Review of inverters in photovoltaic applications [
25]:
Inverters are required to tie PV generators to the utility grid. They convert the DC power generated by PV to AC power used by the grid. Electricity is kept at a constant voltage in only one direction for DC power, and passive filters are usually employed to filter out harmonics generated from the inverter switching, yielding almost a clean voltage with a reduced harmonic distortion, which can be fed into the power grid.
The general-principle diagram of the three-phase inverter and its operating instructions [
26]:
Figure 7 shows three identical half-bridge converters that make up the three-phase, two-level inverter. The DC sides of the three half-bridge converters are connected in parallel to a single DC-side voltage source. Each half-bridge converter has one phase of a three-phase (A, B, and C) AC system wired to its AC-side terminal. The alternating current system could be passive, such as an RLC load, or active, such as a synchronous machine (electrical power grid).
2.4. Three-Phase Loads
In the simulation model, the RLC module is used to model the three-phase load.

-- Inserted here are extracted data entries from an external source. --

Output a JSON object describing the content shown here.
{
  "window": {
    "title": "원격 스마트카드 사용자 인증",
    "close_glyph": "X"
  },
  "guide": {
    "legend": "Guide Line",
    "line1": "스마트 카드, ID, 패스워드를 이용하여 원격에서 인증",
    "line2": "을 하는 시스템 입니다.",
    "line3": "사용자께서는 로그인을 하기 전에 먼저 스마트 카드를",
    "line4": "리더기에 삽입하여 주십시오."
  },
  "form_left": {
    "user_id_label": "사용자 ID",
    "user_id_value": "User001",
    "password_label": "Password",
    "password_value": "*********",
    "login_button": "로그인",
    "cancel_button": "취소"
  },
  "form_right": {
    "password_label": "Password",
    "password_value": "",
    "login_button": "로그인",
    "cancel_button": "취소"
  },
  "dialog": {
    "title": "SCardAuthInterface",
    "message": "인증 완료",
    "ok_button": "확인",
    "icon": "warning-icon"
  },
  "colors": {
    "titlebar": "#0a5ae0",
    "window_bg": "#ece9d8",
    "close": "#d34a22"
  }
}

The RLC branch is a block with a resistance value (R) related to (active power) and a capacitor (C) and coil (L) related to reactive power. RLC is a Matlab Simulink block of the RLC branch with active load power P = 70 W and reactive load power = 0.
2.5. Total Harmonic Distortion
Total harmonic distortion (THD) is a measure of how a signal (voltage or current) is distorted by the harmonics in the signal.
The main measurement results obtained from Simulink prove that the fuzzy-PI controller works in theory, and then the experimental result is total harmonic distortion.
Simulink uses the THD block to measure the total harmonic distortion of the inverter output signal.